To achieve better quality by limiting segregation, producing a good surface finish, minimizing pumping pressure, or controlling formwork pressure, it is necessary to balance the rheological properties of concrete. Ferraris et al. (2017) suggested the following:
- Control segregation by increasing the yield stress or plastic viscosity, keeping in mind that increasing both parameters excessively will lead to very stiff concrete.
- Achieve good surface finish by having adequate plastic viscosity; when it is too low, segregation will occur, and when it is too high, air bubbles cannot escape. If the yield stress is increased, consolidate the concrete to remove air.

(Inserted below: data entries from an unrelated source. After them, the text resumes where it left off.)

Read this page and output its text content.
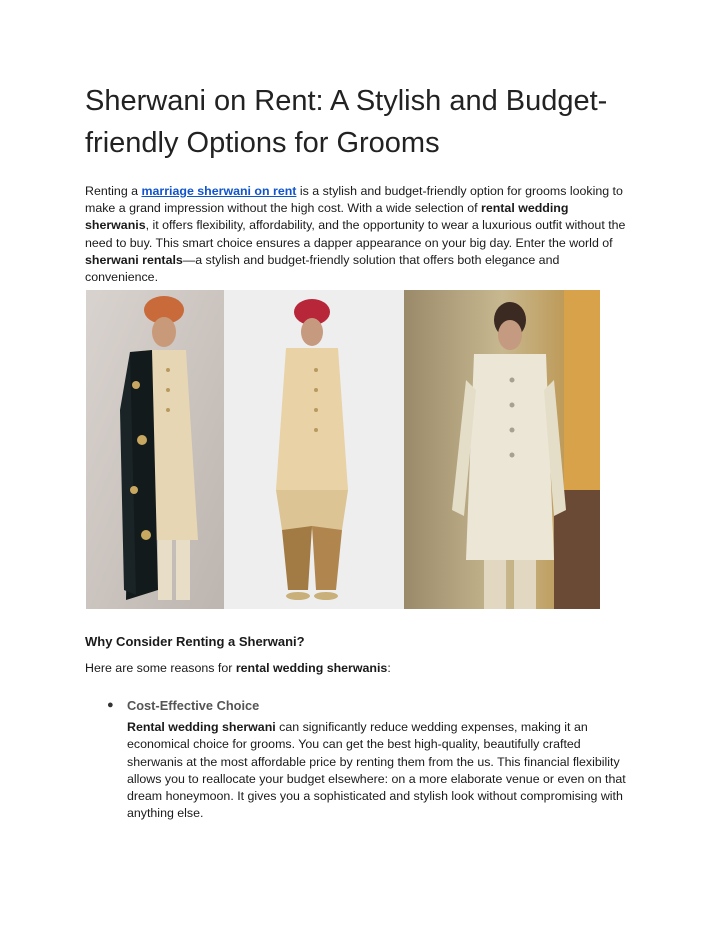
Sherwani on Rent: A Stylish and Budget-friendly Options for Grooms

Renting a marriage sherwani on rent is a stylish and budget-friendly option for grooms looking to make a grand impression without the high cost. With a wide selection of rental wedding sherwanis, it offers flexibility, affordability, and the opportunity to wear a luxurious outfit without the need to buy. This smart choice ensures a dapper appearance on your big day. Enter the world of sherwani rentals—a stylish and budget-friendly solution that offers both elegance and convenience.

Why Consider Renting a Sherwani?

Here are some reasons for rental wedding sherwanis:

● Cost-Effective Choice

Rental wedding sherwani can significantly reduce wedding expenses, making it an economical choice for grooms. You can get the best high-quality, beautifully crafted sherwanis at the most affordable price by renting them from the us. This financial flexibility allows you to reallocate your budget elsewhere: on a more elaborate venue or even on that dream honeymoon. It gives you a sophisticated and stylish look without compromising with anything else.
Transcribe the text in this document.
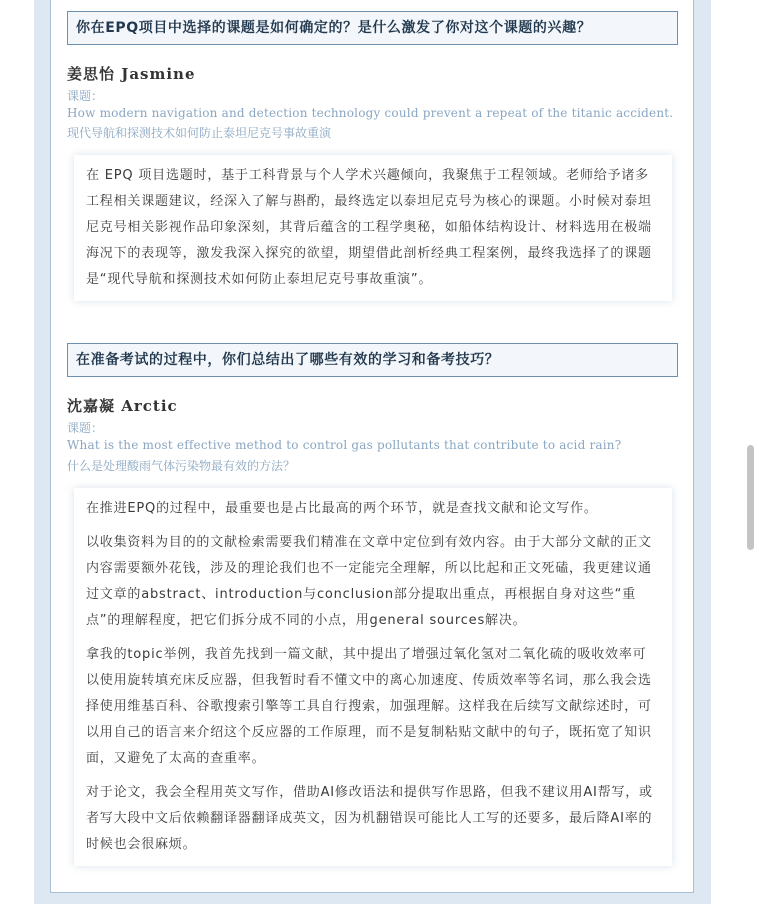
你在EPQ项目中选择的课题是如何确定的？是什么激发了你对这个课题的兴趣？
姜思怡 Jasmine
课题：
How modern navigation and detection technology could prevent a repeat of the titanic accident.
现代导航和探测技术如何防止泰坦尼克号事故重演

在 EPQ 项目选题时，基于工科背景与个人学术兴趣倾向，我聚焦于工程领域。老师给予诸多工程相关课题建议，经深入了解与斟酌，最终选定以泰坦尼克号为核心的课题。小时候对泰坦尼克号相关影视作品印象深刻，其背后蕴含的工程学奥秘，如船体结构设计、材料选用在极端海况下的表现等，激发我深入探究的欲望，期望借此剖析经典工程案例，最终我选择了的课题是“现代导航和探测技术如何防止泰坦尼克号事故重演”。

在准备考试的过程中，你们总结出了哪些有效的学习和备考技巧？
沈嘉凝 Arctic
课题：
What is the most effective method to control gas pollutants that contribute to acid rain?
什么是处理酸雨气体污染物最有效的方法？

在推进EPQ的过程中，最重要也是占比最高的两个环节，就是查找文献和论文写作。

以收集资料为目的的文献检索需要我们精准在文章中定位到有效内容。由于大部分文献的正文内容需要额外花钱，涉及的理论我们也不一定能完全理解，所以比起和正文死磕，我更建议通过文章的abstract、introduction与conclusion部分提取出重点，再根据自身对这些“重点”的理解程度，把它们拆分成不同的小点，用general sources解决。

拿我的topic举例，我首先找到一篇文献，其中提出了增强过氧化氢对二氧化硫的吸收效率可以使用旋转填充床反应器，但我暂时看不懂文中的离心加速度、传质效率等名词，那么我会选择使用维基百科、谷歌搜索引擎等工具自行搜索，加强理解。这样我在后续写文献综述时，可以用自己的语言来介绍这个反应器的工作原理，而不是复制粘贴文献中的句子，既拓宽了知识面，又避免了太高的查重率。

对于论文，我会全程用英文写作，借助AI修改语法和提供写作思路，但我不建议用AI帮写，或者写大段中文后依赖翻译器翻译成英文，因为机翻错误可能比人工写的还要多，最后降AI率的时候也会很麻烦。
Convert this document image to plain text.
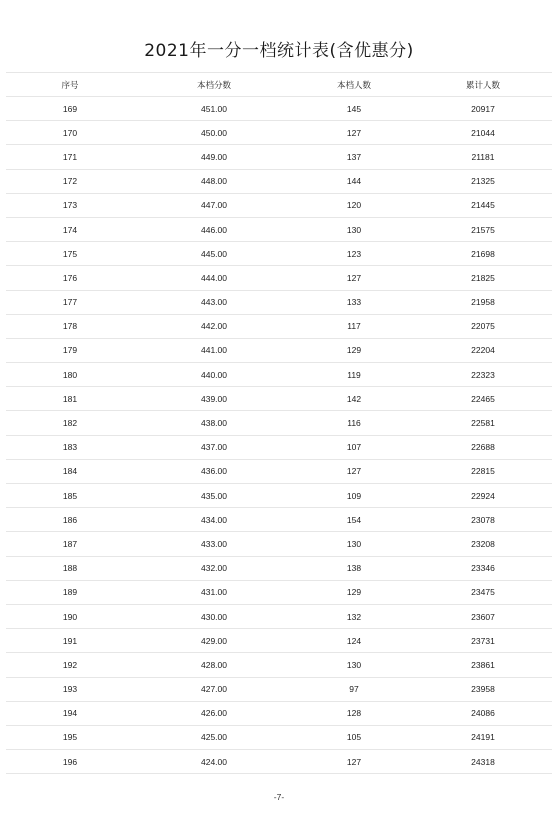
2021年一分一档统计表(含优惠分)
序号	本档分数	本档人数	累计人数
169	451.00	145	20917
170	450.00	127	21044
171	449.00	137	21181
172	448.00	144	21325
173	447.00	120	21445
174	446.00	130	21575
175	445.00	123	21698
176	444.00	127	21825
177	443.00	133	21958
178	442.00	117	22075
179	441.00	129	22204
180	440.00	119	22323
181	439.00	142	22465
182	438.00	116	22581
183	437.00	107	22688
184	436.00	127	22815
185	435.00	109	22924
186	434.00	154	23078
187	433.00	130	23208
188	432.00	138	23346
189	431.00	129	23475
190	430.00	132	23607
191	429.00	124	23731
192	428.00	130	23861
193	427.00	97	23958
194	426.00	128	24086
195	425.00	105	24191
196	424.00	127	24318
-7-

- Decrease pumping pressure by decreasing plastic viscosity. Decreasing yield stress will not appreciably decrease pumping pressure.
- Reduce formwork pressure either by increasing yield stress or plastic viscosity.
Summary
Single-point tests like the slump test measure empirically only the yield stress, which alone is not sufficient to evaluate the flow characteristics of concrete. Two-point tests measure both yield stress and plastic viscosity. It is difficult to measure the rheological parameters of concrete as the ingredients of concrete have a broad range of particle sizes. Also, high-performance concrete may contain different kinds of mineral and chemical admixtures, and fibers which again may have different particle sizes. Some admixtures may interact with each other.
The yield stress represents the force required to initiate flow, while plastic viscosity is a measure of the resistance of the mass to an increase in the rate of flow. Rotational rheometers measure the torque and rotation speed of a bob that circulates inside concrete, based on which yield stress and plastic viscosity are calculated. Several geometries can be used for the bob. Several commercial rheometers also exist. All aspects of mixture proportioning of HPC play an important role in its rheology.■
References
ACI 238.1R-08, Report on Measurements of Workability and Rheology of Fresh Concrete, American Concrete Institute, Farmington Hills, MI, Feb 2008, 70 pp.
Banfill, P.F.G. (2006) “Rheology of Fresh Cement and Concrete,” in Rheology Reviews, pp. 61-130, British Society of Rheology.
Ferraris, C.F., Billberg, P., Ferron, R., Feys, D., Hu, J., Kawashima, S., Koehler, E., Sonebi, M., Tanesi, J., and Tregger, N. (2017), Role of Rheology in Achieving Successful Concrete Performance, Concrete International, ACI, Vol. 39, No. 6, June, pp. 43-51.
Ferraris, C. F., and Brower L.E., (Ed.) (2000) Comparison of Concrete Rheometers: International Tests at LCPC (Nantes, France), Oct., NISTIR 6819, National Institute of Standards and Technology, Gaithersburg, MD, 157 pp.
Ferraris, C.F., and de Larrard, F. (1998) Testing and Modelling of Fresh Concrete Rheology, NISTIR 6094, National Institute of Standards and Technology, Gaithersburg, MD, 61 pp.
Hu, C., and de Larrard, F. (1996) “The Rheology of Fresh High-Performance Concrete,” Cement and Concrete Research, V. 26, No. 2, pp. 283-294.
Küchenmeister-Lehrheuer, C., and Meyer, F., “Better rheological results: Create SOPs that drive sound rheological measurements,” Thermo Fisher Scientific Application White Paper No. WP 02 (https://assets.thermofisher.com/TFS-Assets/MSD/Application-Notes/MSD/Application-Notes)
Tattersall, G.H., (1991) Workability and Quality Control of Concrete, E & FN Spon, London, 259 pp.